O delegado Giovani Bertinatti concedeu entrevista coletiva na tarde desta quarta-feira (04/03) para falar sobre os resultados da investigação da morte do pedreiro Samuel Silva, popularmente conhecido como Alemão, ocorrida na terça-feira da semana passada (24/02) no Parque Colinas, em Assis. Ele foi espancado por um comerciante, proprietário de um mercado onde havia furtado uma garrafa de cachaça, e sofreu traumatismo craniano que levou à sua morte. O caso teve grande repercussão, pois o autor gravou as agressões e divulgou o vídeo em redes sociais.

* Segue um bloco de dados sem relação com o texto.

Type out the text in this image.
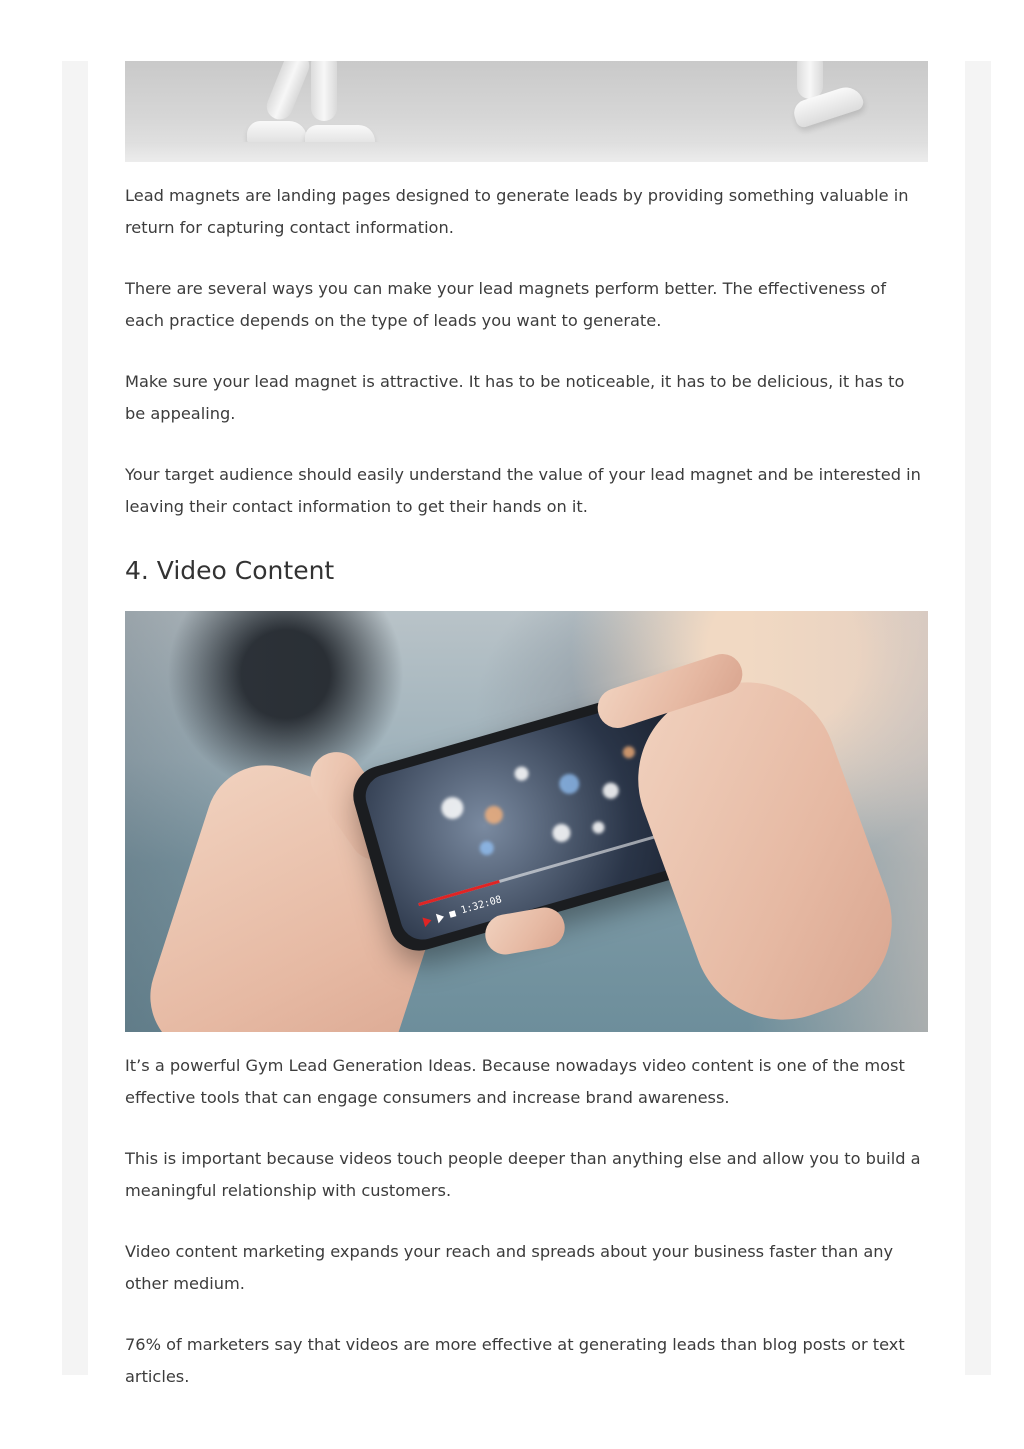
Lead magnets are landing pages designed to generate leads by providing something valuable in return for capturing contact information.

There are several ways you can make your lead magnets perform better. The effectiveness of each practice depends on the type of leads you want to generate.

Make sure your lead magnet is attractive. It has to be noticeable, it has to be delicious, it has to be appealing.

Your target audience should easily understand the value of your lead magnet and be interested in leaving their contact information to get their hands on it.

4. Video Content
1:32:08

It’s a powerful Gym Lead Generation Ideas. Because nowadays video content is one of the most effective tools that can engage consumers and increase brand awareness.

This is important because videos touch people deeper than anything else and allow you to build a meaningful relationship with customers.

Video content marketing expands your reach and spreads about your business faster than any other medium.

76% of marketers say that videos are more effective at generating leads than blog posts or text articles.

De acordo com informações policiais e imagens de câmera de monitoramento, Samuel entrou no mercado e subtraiu uma garrafa de bebida de R$ 4,50. Em seguida, foi perseguido pelo proprietário do mercado e violentamente agredido em um terreno nas proximidades do estabelecimento. Durante a entrevista coletiva, Bertinatti destacou o trabalho da Polícia Civil em identificar e prender rapidamente o autor, que alegou estar cansado de ser furtado e disse que tinha o objetivo de “aplicar um corretivo” na vítima.
O delegado ressaltou que o pedreiro não tinha passagens por crimes nem histórico de violência, sendo dependente de álcool. Bertinatti também confirmou que as lesões causadas pelo espancamento resultaram na morte do pedreiro. “O Samuel faleceu em razão das diversas agressões físicas que sofreu, em razão dos golpes que atingiram sua cabeça, ocasionando o traumatismo crânioencefálico, que foi a causa principal do óbito. Também é importante destacar que o Instituto Médico Legal apontou que o Samuel possuía lesões majoritariamente na região da cabeça e da face”, completou o delegado.

Em razão de todo esse contexto, explicou Bertinatti, houve o indiciamento do comerciante por homicídio doloso, com qualificadora de motivo fútil — por se tratar de um objeto de baixo valor — e por exercício arbitrário das próprias razões. O delegado informou também que o relatório do inquérito foi encaminhado ao Poder Judiciário e ao Ministério Público, que vão definir se o autor será formalmente processado e posteriormente julgado pelo Tribunal do Júri.
Bertinatti acrescentou que o autor é professor aposentado de capoeira e, portanto, “tinha um conhecimento bastante aprofundado sobre como agredir”. O delegado também comentou a justificativa do acusado, que disse ter filmado as agressões como forma de protesto contra os furtos que ocorriam em seu mercado. “Contudo, fizemos um levantamento e, apesar de ele alegar que é constantemente vítima de furtos naquele local, nunca registrou nenhuma ocorrência policial. É incongruente afirmar que sofre reiterados furtos e nunca chamar a polícia”, destacou.
“E aqui fica a orientação para todos, principalmente para os comerciantes: se forem vítimas de crime, chamem a polícia. As pessoas serão presas e responsabilizadas. Não é admissível praticar justiça com as próprias mãos. Tragédias como essa podem voltar a acontecer se os comerciantes insistirem nesse caminho. Então eu recomendo: foi vítima de furto? Se conseguir deter a pessoa naquele momento, segure, não agrida, chame a polícia ou registre a ocorrência depois conosco”, finalizou o delegado.